De Lucia has now been appointed Palermo's chief prosecutor and, like all major anti-mafia investigators, enjoys 24-hour police protection.

The end of the Mafia in the Nebrodi Mountains?

The former president of the 86,000-hectare Parco dei Nebrodi regional nature reserve, Giuseppe Antoci, expressed confidence after the verdict that the Cosa Nostra had now been expelled from the Nebrodi Mountains.

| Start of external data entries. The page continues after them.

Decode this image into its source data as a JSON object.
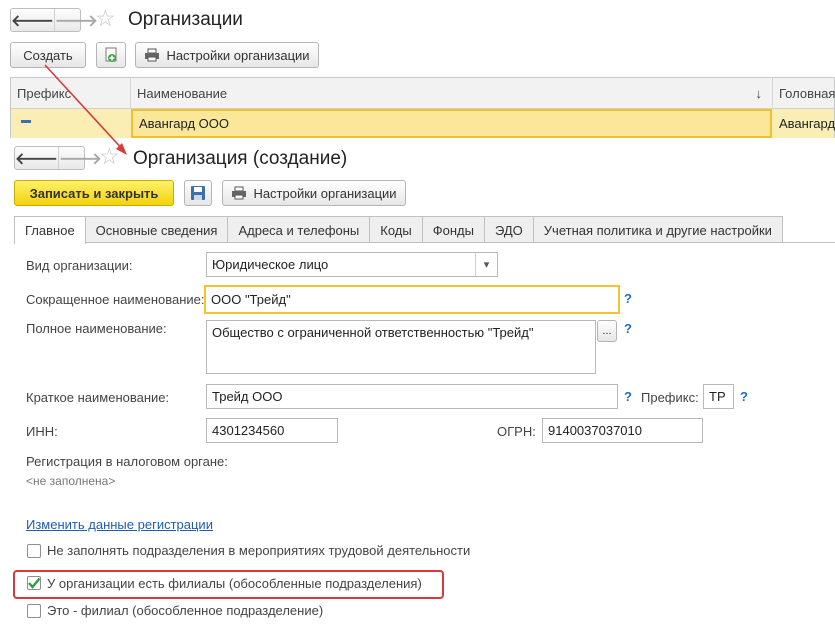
{
  "list": {
    "title": "Организации",
    "create_label": "Создать",
    "settings_label": "Настройки организации",
    "columns": [
      "Префикс",
      "Наименование",
      "↓",
      "Головная"
    ],
    "row": {
      "prefix": "▬",
      "name": "Авангард ООО",
      "head": "Авангард"
    }
  },
  "form": {
    "title": "Организация (создание)",
    "save_close_label": "Записать и закрыть",
    "settings_label": "Настройки организации",
    "tabs": [
      "Главное",
      "Основные сведения",
      "Адреса и телефоны",
      "Коды",
      "Фонды",
      "ЭДО",
      "Учетная политика и другие настройки"
    ],
    "org_type_label": "Вид организации:",
    "org_type_value": "Юридическое лицо",
    "short_name_label": "Сокращенное наименование:",
    "short_name_value": "ООО \"Трейд\"",
    "full_name_label": "Полное наименование:",
    "full_name_value": "Общество с ограниченной ответственностью \"Трейд\"",
    "brief_name_label": "Краткое наименование:",
    "brief_name_value": "Трейд ООО",
    "prefix_label": "Префикс:",
    "prefix_value": "ТР",
    "inn_label": "ИНН:",
    "inn_value": "4301234560",
    "ogrn_label": "ОГРН:",
    "ogrn_value": "9140037037010",
    "tax_reg_label": "Регистрация в налоговом органе:",
    "tax_reg_value": "<не заполнена>",
    "change_reg_link": "Изменить данные регистрации",
    "chk_no_fill": "Не заполнять подразделения в мероприятиях трудовой деятельности",
    "chk_branches": "У организации есть филиалы (обособленные подразделения)",
    "chk_is_branch": "Это - филиал (обособленное подразделение)",
    "chk_no_fill_checked": false,
    "chk_branches_checked": true,
    "chk_is_branch_checked": false,
    "q": "?",
    "ellipsis": "...",
    "dropdown_arrow": "▾"
  },
  "colors": {
    "accent_yellow": "#f3d20d",
    "highlight_red": "#d9393b",
    "link": "#1f5cb0"
  }
}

Antoci had managed to ensure that the anti-mafia authorities had to carry out checks on the sale of small plots of land in the region.

The "Antoci Protocol" has been applied to land sales throughout Sicily since 2015 and throughout Italy since 2017.

Antoci survived an attack by Cosa Nostra on his armored vehicle in May 2016 unharmed.

Since then, he too has been constantly protected by bodyguards.

The Nebrodi Mountains were formerly called "the land of dead souls" because of the bloody rule of Cosa Nostra, Antoci said after Tuesday's verdict.

In particular, small ranchers and farmers in the Nebrodi Mountains could not counter the mafia's blackmail and intimidation.

"Prison sentences of more than 600 years are a very strong signal," said Antoci, expressing confidence that the region "is now liberated".

The process and the verdict would also have “a signal effect for the whole country”.

Italy will receive a good 191 billion euros from the European Union's post-pandemic recovery fund, more than any other EU country.

The allocation of the funds is also slow because the anti-mafia authorities have to carry out numerous checks before the funds are paid out.

The Sicilian Cosa Nostra is considered the oldest mafia organization and is controlled by a few family clans.

The total number of members of the Cosa Nostra clans is currently estimated at around 5000.

The 'Ndrangheta from Calabria is now considered the most dangerous and influential mafia organization and has established itself throughout Italy and in various European countries in recent years.

The Camorra is active in Naples and throughout the Campania region, and the Sacra Corona Unita in Puglia.

The extortion of protection money from local companies is still one of the mafia organizations' main sources of income.